Abstract

This chapter reviews a few intuitions, beliefs, and speculations concerning the nature of theory revision, its relation to knowledge base refinement, and related topics. The terms knowledge base and knowledge-base refinement seem, for better or for worse, inextricably intertwined with the expert systems movement. The terms theory and theory revision seem to evoke an expectation of something having to do with the sciences or at least with something deeper than the content of a typical knowledge base. While any theory must include a declarative component, that is, the axioms of the theory, it might be appropriate to view a theory as also containing, like an expert system, a procedural component which, among other things, enables someone who learns the theory to use it in problem solving. The procedural component is easily identified in expert systems as these are artificial systems designed according to a certain paradigm. Bridge laws can be thought of as go betweens from the theoretical terms of a theory to either observational terms, or perhaps, the theoretical terms of another theory. A good deal of scientific inquiry and technological progress involves the discovery and use of bridge laws.

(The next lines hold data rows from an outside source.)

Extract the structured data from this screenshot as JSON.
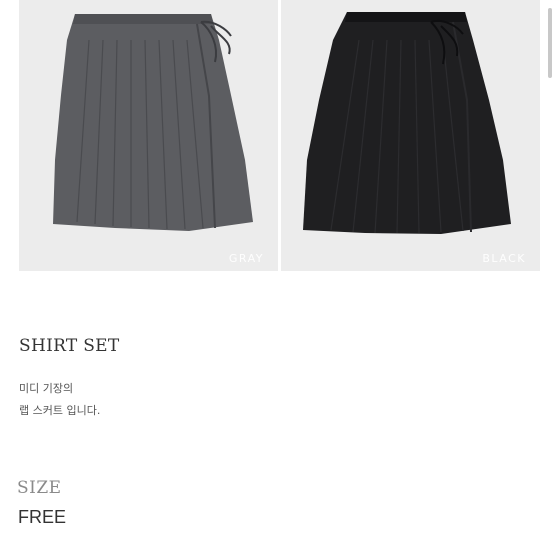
{
  "gallery": {
    "items": [
      {
        "color_label": "GRAY",
        "skirt_color": "#5c5d61"
      },
      {
        "color_label": "BLACK",
        "skirt_color": "#1f1f21"
      }
    ]
  },
  "product": {
    "title": "SHIRT SET",
    "description": [
      "미디 기장의",
      "랩 스커트 입니다."
    ],
    "size_heading": "SIZE",
    "size_value": "FREE"
  }
}
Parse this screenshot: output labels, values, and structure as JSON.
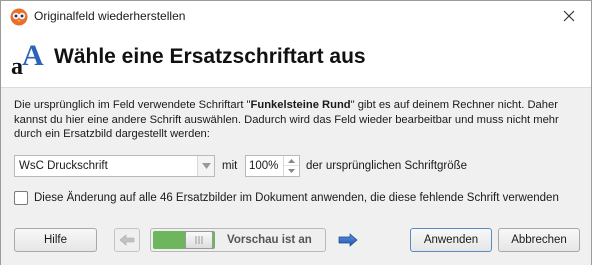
{
  "window": {
    "title": "Originalfeld wiederherstellen"
  },
  "header": {
    "icon_letters": "aA",
    "title": "Wähle eine Ersatzschriftart aus"
  },
  "description": {
    "part1": "Die ursprünglich im Feld verwendete Schriftart \"",
    "font_name": "Funkelsteine Rund",
    "part2": "\" gibt es auf deinem Rechner nicht. Daher kannst du hier eine andere Schrift auswählen. Dadurch wird das Feld wieder bearbeitbar und muss nicht mehr durch ein Ersatzbild dargestellt werden:"
  },
  "font_select": {
    "value": "WsC Druckschrift",
    "mit_label": "mit",
    "size_value": "100%",
    "size_suffix": "der ursprünglichen Schriftgröße"
  },
  "apply_all": {
    "checked": false,
    "label": "Diese Änderung auf alle 46 Ersatzbilder im Dokument anwenden, die diese fehlende Schrift verwenden"
  },
  "buttons": {
    "help": "Hilfe",
    "preview": "Vorschau ist an",
    "ok": "Anwenden",
    "cancel": "Abbrechen"
  },
  "icons": {
    "app": "owl-icon",
    "header": "font-icon",
    "close": "close-icon",
    "prev": "arrow-left-icon",
    "next": "arrow-right-icon",
    "combo": "chevron-down-icon",
    "spin_up": "chevron-up-icon",
    "spin_down": "chevron-down-icon"
  },
  "colors": {
    "toggle_on": "#6db65d",
    "accent_blue": "#2f6fc6",
    "title_a": "#2b63b8"
  }
}
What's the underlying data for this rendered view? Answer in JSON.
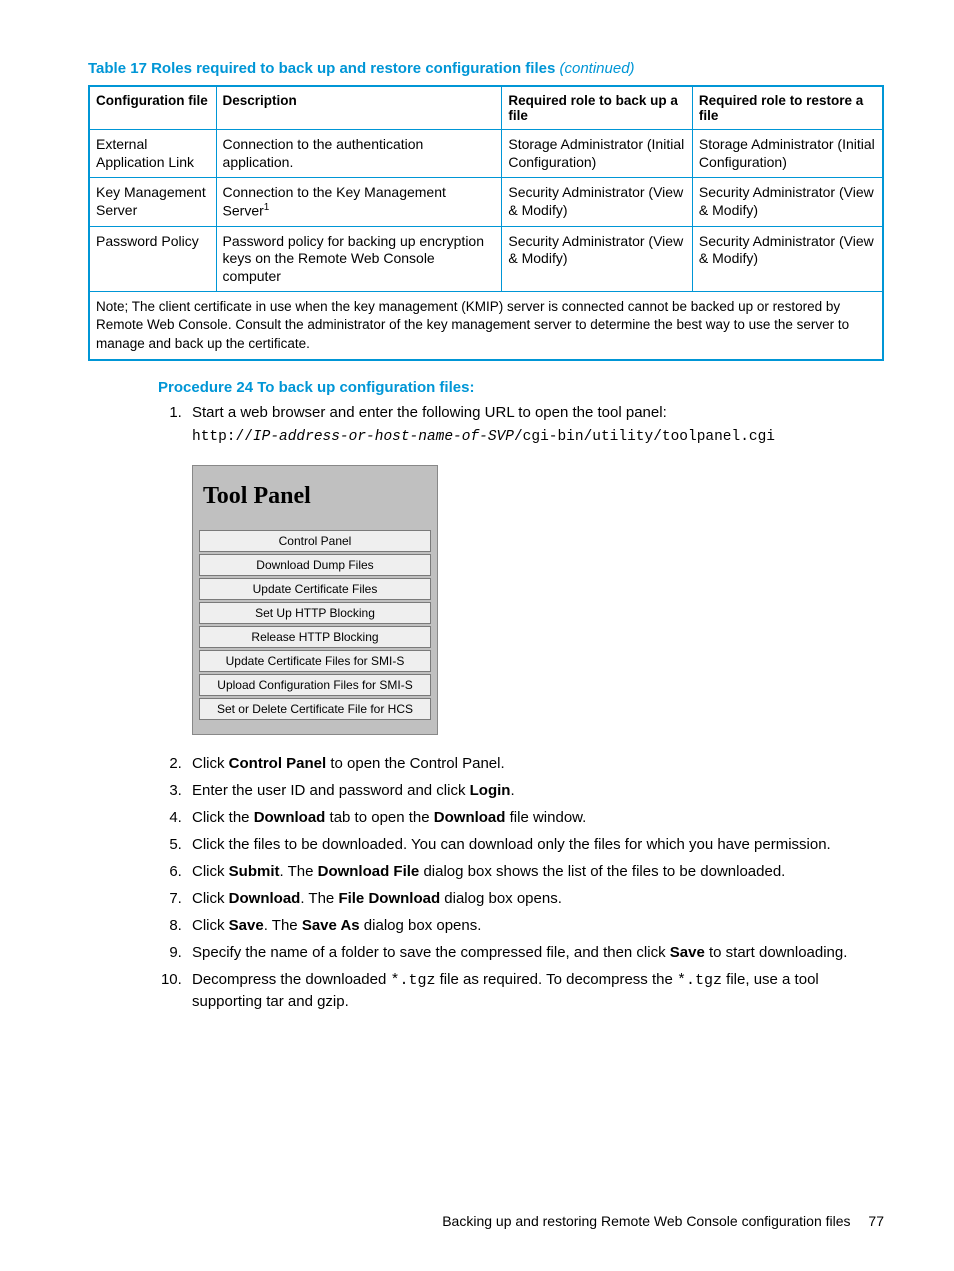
{
  "table": {
    "title_prefix": "Table 17 Roles required to back up and restore configuration files ",
    "title_suffix": "(continued)",
    "headers": {
      "c1": "Configuration file",
      "c2": "Description",
      "c3": "Required role to back up a file",
      "c4": "Required role to restore a file"
    },
    "rows": [
      {
        "c1": "External Application Link",
        "c2": "Connection to the authentication application.",
        "c3": "Storage Administrator (Initial Configuration)",
        "c4": "Storage Administrator (Initial Configuration)"
      },
      {
        "c1": "Key Management Server",
        "c2_pre": "Connection to the Key Management Server",
        "c2_sup": "1",
        "c3": "Security Administrator (View & Modify)",
        "c4": "Security Administrator (View & Modify)"
      },
      {
        "c1": "Password Policy",
        "c2": "Password policy for backing up encryption keys on the Remote Web Console computer",
        "c3": "Security Administrator (View & Modify)",
        "c4": "Security Administrator (View & Modify)"
      }
    ],
    "note": "Note; The client certificate in use when the key management (KMIP) server is connected cannot be backed up or restored by Remote Web Console. Consult the administrator of the key management server to determine the best way to use the server to manage and back up the certificate."
  },
  "procedure": {
    "title": "Procedure 24 To back up configuration files:",
    "step1": {
      "text": "Start a web browser and enter the following URL to open the tool panel:",
      "url_pre": "http://",
      "url_mid": "IP-address-or-host-name-of-SVP",
      "url_post": "/cgi-bin/utility/toolpanel.cgi"
    },
    "tool_panel": {
      "title": "Tool Panel",
      "buttons": [
        "Control Panel",
        "Download Dump Files",
        "Update Certificate Files",
        "Set Up HTTP Blocking",
        "Release HTTP Blocking",
        "Update Certificate Files for SMI-S",
        "Upload Configuration Files for SMI-S",
        "Set or Delete Certificate File for HCS"
      ]
    },
    "step2": {
      "a": "Click ",
      "b": "Control Panel",
      "c": " to open the Control Panel."
    },
    "step3": {
      "a": "Enter the user ID and password and click ",
      "b": "Login",
      "c": "."
    },
    "step4": {
      "a": "Click the ",
      "b": "Download",
      "c": " tab to open the ",
      "d": "Download",
      "e": " file window."
    },
    "step5": "Click the files to be downloaded. You can download only the files for which you have permission.",
    "step6": {
      "a": "Click ",
      "b": "Submit",
      "c": ". The ",
      "d": "Download File",
      "e": " dialog box shows the list of the files to be downloaded."
    },
    "step7": {
      "a": "Click ",
      "b": "Download",
      "c": ". The ",
      "d": "File Download",
      "e": " dialog box opens."
    },
    "step8": {
      "a": "Click ",
      "b": "Save",
      "c": ". The ",
      "d": "Save As",
      "e": " dialog box opens."
    },
    "step9": {
      "a": "Specify the name of a folder to save the compressed file, and then click ",
      "b": "Save",
      "c": " to start downloading."
    },
    "step10": {
      "a": "Decompress the downloaded ",
      "b": "*.tgz",
      "c": " file as required. To decompress the ",
      "d": "*.tgz",
      "e": " file, use a tool supporting tar and gzip."
    }
  },
  "footer": {
    "text": "Backing up and restoring Remote Web Console configuration files",
    "page": "77"
  }
}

Given that bridge laws are a part of what makes theories useful in problem solving, they are an ideal candidate for inclusion in the procedural component of a theory. There is a mapping from the terms of the old theory to the new theory such that the laws of the old theory are valid statements in the new theory; this essentially is theory revision. There are basically three issues or processes of importance in knowledge-base refinement: (1) localization, (2) refinement or revision generation, and (3) testing and selection of proposed revisions.